PUBLIC Accounts committees face similar challenges to those of the auditor-general in that they interrogate departments with regard to the management of their finances and compile a report making recommendations on how a department or entity’s books of account can be improved.
Their labours are all too often rewarded by the reports being adopted by the various legislatures without debate and quite predictably, as there are generally no consequences for those guilty of financial mismanagement or irregular and fruitless and wasteful expenditure, the same litany of errors and offences is repeated in the next financial year.
Former DA MPL Eddie Trent noted in a speech in the legislature in 2000 that none of the resolutions taken by Scopa between 1996 and 2000 had been implemented. Trent was chairman of the committee at the time – he did not last much longer in that role.
It is clear that the Bhisho legislature’s standing committee on public accounts finally decided that it was time to be more aggressive and make the kind of statement that might at least attract some attention.
Bluntly, it stated in a report on departmental books of account tabled and debated last week, that the much publicised campaign for clean audits in the provincial administration by 2014 “seems to be a pipe dream as there is no improvement in financial management in the departments”.
It is difficult to argue with that contention given the auditorgeneral’s reports over the past decade and the statement that appears with monotonous regularity in the Scopa report with regard to the same errors being repeated over and over again. In this regard it pointed out that there was a “general disregard” of compliance with the prescripts of the Public Finance Management Act (PFMA), Treasury regulations and public service regulations.
The evidence of this was to be found in “the continuous, repetitive audit findings and House resolutions”. Another statement that was common to all departments was the “complete failure” of accounting officers and political heads of departments “to take action against officers for non-compliance with laws and regulations, incompetence and underperformance” as required by law.
The committee is correct as it is virtually impossible to find anyone who has faced sanction in terms of the PFMA.
Indeed, it is not an idle question to ask why they were put there in the first place unless then Finance Minister Trevor Manuel did so more in hope than in the expectation that they would be put to good use.
Few departments were spared in the Scapa report.

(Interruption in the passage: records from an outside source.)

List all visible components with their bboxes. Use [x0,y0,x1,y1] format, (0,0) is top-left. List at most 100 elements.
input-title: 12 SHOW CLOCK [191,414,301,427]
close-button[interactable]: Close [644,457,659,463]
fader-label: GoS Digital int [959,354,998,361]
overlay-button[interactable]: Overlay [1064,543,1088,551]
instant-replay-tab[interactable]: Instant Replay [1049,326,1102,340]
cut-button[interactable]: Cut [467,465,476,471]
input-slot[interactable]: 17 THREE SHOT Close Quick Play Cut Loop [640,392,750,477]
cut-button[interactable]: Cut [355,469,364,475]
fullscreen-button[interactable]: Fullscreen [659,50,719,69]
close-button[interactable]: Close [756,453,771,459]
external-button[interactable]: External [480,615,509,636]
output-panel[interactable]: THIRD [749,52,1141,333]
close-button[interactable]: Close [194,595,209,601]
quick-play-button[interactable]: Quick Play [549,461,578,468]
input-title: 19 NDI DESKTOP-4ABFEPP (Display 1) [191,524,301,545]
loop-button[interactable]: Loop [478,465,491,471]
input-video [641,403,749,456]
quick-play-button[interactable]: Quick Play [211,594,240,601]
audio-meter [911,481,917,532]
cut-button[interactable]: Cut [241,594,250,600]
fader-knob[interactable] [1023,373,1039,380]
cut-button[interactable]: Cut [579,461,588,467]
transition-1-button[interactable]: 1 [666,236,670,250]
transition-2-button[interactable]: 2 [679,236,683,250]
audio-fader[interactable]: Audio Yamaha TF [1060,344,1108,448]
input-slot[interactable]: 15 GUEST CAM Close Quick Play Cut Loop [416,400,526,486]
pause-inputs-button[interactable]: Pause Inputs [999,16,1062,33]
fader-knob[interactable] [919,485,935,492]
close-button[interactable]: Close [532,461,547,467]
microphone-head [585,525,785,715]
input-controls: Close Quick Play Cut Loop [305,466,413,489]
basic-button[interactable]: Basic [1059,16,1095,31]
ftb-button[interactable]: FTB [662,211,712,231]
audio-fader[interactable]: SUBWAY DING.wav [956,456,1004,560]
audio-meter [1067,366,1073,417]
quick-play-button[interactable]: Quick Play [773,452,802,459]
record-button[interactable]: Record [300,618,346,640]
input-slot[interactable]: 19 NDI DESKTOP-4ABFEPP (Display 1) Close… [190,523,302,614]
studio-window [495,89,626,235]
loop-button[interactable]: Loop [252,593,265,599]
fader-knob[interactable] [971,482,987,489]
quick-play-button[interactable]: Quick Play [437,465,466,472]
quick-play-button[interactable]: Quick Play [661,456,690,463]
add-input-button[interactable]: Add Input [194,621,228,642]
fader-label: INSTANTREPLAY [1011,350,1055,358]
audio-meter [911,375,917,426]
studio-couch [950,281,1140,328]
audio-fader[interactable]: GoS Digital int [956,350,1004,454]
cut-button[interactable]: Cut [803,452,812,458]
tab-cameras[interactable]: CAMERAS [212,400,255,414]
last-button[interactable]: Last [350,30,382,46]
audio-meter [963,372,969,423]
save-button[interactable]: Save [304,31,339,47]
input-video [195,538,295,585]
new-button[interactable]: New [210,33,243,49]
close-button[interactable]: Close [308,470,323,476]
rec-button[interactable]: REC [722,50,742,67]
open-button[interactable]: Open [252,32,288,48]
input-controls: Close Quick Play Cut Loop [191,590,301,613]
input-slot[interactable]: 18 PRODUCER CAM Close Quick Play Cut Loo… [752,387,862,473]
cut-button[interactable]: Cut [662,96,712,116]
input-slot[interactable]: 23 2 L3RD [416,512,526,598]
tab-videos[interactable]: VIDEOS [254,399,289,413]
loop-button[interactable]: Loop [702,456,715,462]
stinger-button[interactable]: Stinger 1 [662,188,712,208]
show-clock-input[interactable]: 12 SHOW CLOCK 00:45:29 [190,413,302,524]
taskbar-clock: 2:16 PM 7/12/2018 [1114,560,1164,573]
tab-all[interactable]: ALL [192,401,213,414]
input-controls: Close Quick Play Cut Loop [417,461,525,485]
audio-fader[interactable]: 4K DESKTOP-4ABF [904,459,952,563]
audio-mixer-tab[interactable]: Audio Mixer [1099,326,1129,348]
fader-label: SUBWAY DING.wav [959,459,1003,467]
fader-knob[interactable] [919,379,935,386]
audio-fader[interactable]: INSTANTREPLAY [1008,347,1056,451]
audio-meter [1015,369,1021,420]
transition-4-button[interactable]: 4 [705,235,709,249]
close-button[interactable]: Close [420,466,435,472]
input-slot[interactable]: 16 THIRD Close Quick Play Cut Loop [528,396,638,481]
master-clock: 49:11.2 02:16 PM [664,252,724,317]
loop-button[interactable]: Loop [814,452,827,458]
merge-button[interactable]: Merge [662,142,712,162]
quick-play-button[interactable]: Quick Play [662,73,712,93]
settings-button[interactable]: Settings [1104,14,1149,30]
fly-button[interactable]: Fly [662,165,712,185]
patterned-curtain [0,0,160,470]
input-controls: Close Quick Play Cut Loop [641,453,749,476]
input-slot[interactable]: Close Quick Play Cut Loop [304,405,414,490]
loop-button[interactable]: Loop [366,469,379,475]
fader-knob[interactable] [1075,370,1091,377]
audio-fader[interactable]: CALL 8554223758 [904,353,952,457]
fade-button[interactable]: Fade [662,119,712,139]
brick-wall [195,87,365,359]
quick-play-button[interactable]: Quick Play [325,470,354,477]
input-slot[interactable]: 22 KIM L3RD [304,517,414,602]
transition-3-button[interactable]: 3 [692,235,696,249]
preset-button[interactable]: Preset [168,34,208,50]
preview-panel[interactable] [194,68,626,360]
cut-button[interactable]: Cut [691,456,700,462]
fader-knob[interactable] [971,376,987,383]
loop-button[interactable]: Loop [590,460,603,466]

Human Settlements was told it had underspent by R472 million on its housing conditional grant in 2011/12, the year in which the backlog in housing in the Eastern Cape increased from 700 000 to 750 000, with most of the houses that were built being “poorly constructed”.
Almost a quarter of employees in the Department of Health, the report revealed, were discovered to be “cheating” – what that means was not spelled out Roads and Public Works would appear to have “ghost” employees because not all staff presented themselves for “physical verification”.
In the Department of Rural Development and Agrarian Reform, the relationship between the MEC and head of department “is not cordial”.
In Sport, Recreation, Arts and Culture, employees received overtime compensation in excess of 30 percent of their monthly salaries and were appointed “without following a proper process” while persons in charge at pay points “did not always certify that the employees receiving payment were entitled thereto”.
Education had “virtually no record management” and had received a disclaimer from the auditor-general every year since it was established in 1994. Nor was the Legislature immune from criticism after receiving a qualified audit report.
The committee found that it had underspent its budget by R32.8 million, despite the lavish end of year party for members of the Legislature and the fancy gifts they received and the substantial funds allocated for catering — hosting a mid-year party might help to spend the money!
Reacting to this in his policy speech, speaker Fikile Xasa said performance bonuses would not be paid because the Legislature had received a qualified report – unfortunately they had been paid some eight months earlier.
The committee also found that the Legislature had only met 64.5 percent of its stated targets in 2011/12, whatever they could possibly have been.
Such is the state of education in the province, whatever Basic Education Minister Angie Motshega might say, the committee went so far as to recommend to Premier Noxolo Kiviet and the Public Service Commission that they “consider conducting competency assessments of all senior management and other layers of management to do their job”.
As the DAs Bobby Stevenson noted in the debate on the Scopa report, the department was having to pay Stats SA R28 million to count teachers, pupils and schools “because the directorate responsible cannot be relied on”.
It won’t be the first time such an exercise has been embarked upon, and one suspects that it will not be the last. And even if it is found that there are only a handful of pupils at a specific school and more teachers than are required, the department will still face the challenge of persuading the excess staff to relocate to where they are needed.
Unfortunately, despite the strong language and recommendations and the fact that the Scopa report was debated and adopted, it will be surprising if there is a marked improvement when the committee presents its report for the 2012/13 financial year in 12 months’ time.
The history over the past 19 years certainly suggests that a significant improvement is unlikely and that achieving the goal of clean audits by 2014 will indeed prove to be a “pipe dream”. — Patrick Cull, Eastern Eye.